The group made several suggestions. First, GEF projects presently underway could be asked to 'learn by doing', i.e. to take note of and try to measure the global environmental benefits that they are seeing emerge from their work. Second, the group recommended that GEF prepare a state-of-the-art review of methods for valuing environmental benefits, and guidelines on how this can be applied in reviewing GEF proposals. Third, the group recommended that GEF place emphasis on projects that reduce poverty and improve the livelihoods of land users in dry areas, because those are most likely to deliver benefits that are sustainable.

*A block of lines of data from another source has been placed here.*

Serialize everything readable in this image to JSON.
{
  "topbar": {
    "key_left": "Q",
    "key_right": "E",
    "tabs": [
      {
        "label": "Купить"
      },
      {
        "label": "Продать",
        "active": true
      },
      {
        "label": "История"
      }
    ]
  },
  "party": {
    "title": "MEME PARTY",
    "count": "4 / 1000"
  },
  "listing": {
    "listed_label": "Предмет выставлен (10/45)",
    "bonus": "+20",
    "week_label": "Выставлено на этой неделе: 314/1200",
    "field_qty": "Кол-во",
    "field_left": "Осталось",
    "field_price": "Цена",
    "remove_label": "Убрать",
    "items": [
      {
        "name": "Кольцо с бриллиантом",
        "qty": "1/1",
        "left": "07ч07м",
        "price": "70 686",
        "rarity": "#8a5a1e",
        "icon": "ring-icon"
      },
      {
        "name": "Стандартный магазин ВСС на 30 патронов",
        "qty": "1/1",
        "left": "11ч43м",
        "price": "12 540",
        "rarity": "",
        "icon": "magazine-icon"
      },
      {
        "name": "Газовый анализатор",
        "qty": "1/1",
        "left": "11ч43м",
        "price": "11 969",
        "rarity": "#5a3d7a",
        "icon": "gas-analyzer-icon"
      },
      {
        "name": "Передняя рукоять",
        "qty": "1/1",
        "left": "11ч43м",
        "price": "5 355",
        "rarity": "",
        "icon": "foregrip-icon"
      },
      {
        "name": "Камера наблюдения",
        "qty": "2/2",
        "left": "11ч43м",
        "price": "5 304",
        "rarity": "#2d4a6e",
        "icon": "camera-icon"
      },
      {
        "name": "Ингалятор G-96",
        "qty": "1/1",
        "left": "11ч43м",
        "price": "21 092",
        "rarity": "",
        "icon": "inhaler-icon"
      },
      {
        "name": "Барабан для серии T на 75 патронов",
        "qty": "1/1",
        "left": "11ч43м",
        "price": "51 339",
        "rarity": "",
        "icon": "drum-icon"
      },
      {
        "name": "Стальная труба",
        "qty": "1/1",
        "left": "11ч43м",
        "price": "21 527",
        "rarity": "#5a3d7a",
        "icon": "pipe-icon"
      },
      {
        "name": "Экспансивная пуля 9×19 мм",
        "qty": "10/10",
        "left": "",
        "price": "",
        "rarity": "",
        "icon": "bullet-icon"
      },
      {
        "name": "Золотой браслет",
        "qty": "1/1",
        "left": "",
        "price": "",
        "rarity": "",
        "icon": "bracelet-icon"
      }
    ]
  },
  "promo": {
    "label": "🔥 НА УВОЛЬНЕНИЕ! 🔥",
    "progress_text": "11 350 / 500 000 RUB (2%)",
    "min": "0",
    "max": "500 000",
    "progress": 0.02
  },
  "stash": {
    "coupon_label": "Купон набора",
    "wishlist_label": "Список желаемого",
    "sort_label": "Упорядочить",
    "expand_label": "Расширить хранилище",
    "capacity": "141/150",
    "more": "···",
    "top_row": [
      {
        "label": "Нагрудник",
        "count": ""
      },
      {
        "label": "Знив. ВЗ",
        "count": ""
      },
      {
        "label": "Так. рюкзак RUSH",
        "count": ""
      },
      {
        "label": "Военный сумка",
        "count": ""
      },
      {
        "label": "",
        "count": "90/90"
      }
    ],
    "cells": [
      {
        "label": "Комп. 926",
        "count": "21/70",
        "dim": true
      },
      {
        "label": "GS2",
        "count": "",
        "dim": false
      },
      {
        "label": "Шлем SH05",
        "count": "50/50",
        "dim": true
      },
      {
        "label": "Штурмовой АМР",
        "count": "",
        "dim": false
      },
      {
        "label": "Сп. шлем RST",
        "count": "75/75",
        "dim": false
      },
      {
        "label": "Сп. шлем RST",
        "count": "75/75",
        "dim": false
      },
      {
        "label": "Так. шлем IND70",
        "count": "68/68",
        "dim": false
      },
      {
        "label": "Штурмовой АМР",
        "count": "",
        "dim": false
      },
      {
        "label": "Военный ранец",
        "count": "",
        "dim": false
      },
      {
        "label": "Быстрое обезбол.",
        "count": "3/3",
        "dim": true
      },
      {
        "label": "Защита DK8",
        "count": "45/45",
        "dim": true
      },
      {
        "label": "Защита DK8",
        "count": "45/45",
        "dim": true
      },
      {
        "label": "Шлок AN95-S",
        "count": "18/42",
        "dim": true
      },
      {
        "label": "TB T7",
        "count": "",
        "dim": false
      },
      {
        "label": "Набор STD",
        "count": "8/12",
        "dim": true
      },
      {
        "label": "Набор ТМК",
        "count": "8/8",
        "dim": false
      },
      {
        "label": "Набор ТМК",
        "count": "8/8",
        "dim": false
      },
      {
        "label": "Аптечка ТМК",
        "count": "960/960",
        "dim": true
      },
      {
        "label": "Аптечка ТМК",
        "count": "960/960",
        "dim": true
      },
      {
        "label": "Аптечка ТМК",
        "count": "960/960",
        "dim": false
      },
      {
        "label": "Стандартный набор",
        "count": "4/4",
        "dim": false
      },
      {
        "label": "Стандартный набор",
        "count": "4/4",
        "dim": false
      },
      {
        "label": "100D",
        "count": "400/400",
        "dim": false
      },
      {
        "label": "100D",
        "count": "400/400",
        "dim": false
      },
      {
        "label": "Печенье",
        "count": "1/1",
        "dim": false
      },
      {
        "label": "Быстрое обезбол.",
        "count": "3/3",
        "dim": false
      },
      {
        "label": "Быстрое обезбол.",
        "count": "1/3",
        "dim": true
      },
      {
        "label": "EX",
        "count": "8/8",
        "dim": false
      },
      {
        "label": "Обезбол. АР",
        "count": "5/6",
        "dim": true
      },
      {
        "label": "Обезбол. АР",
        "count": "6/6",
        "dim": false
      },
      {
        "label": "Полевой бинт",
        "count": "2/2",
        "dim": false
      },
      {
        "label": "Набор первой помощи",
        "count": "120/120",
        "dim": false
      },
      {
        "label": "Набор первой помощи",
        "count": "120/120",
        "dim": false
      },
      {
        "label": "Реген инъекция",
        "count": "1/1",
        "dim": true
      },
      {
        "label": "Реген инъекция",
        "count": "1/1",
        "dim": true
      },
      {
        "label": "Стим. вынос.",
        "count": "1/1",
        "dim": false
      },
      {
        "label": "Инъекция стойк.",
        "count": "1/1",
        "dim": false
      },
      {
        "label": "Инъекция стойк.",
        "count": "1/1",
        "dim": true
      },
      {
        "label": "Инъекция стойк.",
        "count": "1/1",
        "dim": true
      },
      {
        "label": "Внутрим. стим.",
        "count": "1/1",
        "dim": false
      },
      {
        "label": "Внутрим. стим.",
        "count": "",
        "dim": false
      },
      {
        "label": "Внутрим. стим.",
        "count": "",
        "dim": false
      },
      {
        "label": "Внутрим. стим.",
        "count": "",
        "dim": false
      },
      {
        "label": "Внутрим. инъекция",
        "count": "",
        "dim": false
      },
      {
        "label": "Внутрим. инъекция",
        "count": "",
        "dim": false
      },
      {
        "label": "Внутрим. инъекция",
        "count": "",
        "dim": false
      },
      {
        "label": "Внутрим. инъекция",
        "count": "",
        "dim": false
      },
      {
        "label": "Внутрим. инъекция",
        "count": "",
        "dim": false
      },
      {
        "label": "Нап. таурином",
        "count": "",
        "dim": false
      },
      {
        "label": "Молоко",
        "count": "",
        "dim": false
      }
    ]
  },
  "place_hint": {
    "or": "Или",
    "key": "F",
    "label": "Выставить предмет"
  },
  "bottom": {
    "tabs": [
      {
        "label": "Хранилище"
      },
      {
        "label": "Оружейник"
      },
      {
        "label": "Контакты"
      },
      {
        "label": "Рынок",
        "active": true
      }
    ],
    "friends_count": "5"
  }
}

Spreading the benefits of local knowledge

The meeting also reviewed land-user processes of experimentation and how they can be included in future GEF project design. Those who  survive from the land have learned from experience and from their ancestors about how to care for it and sustain it. But with unprecedented growth in populations and competing land pressures, and the influence of government policies, land-users' knowledge must be combined with modern science, policy and governance analysis to achieve desirable outcomes.

About the meeting

GEF-STAP meeting, Washington DC, 5-6 March 2005GEF and STAP convened the consultation to seek advice on how best to select projects to address GEF's new (since 2002) focus area on land degradation. The total budget for this focal area is about US$250 million per year.

Drs. Ramadjita Tabo (DMP/ICRISAT-Niamey) and Dr. Bekele Shiferaw (ICRISAT-Nairobi) participated in the consultation. Staff from ICRISAT's sister CGIAR Center ICARDA also attended, contributing ideas from the CGIAR's Integrated Natural Resource Management Task Force.

GEF adds 'increments' of assistance to regional, national and local projects so they can generate additional benefits to the global environment. The land degradation focus area adds to its previous four commitments to address the threats of biodiversity loss, climate change, international water degradation, and persistent organic pollutants.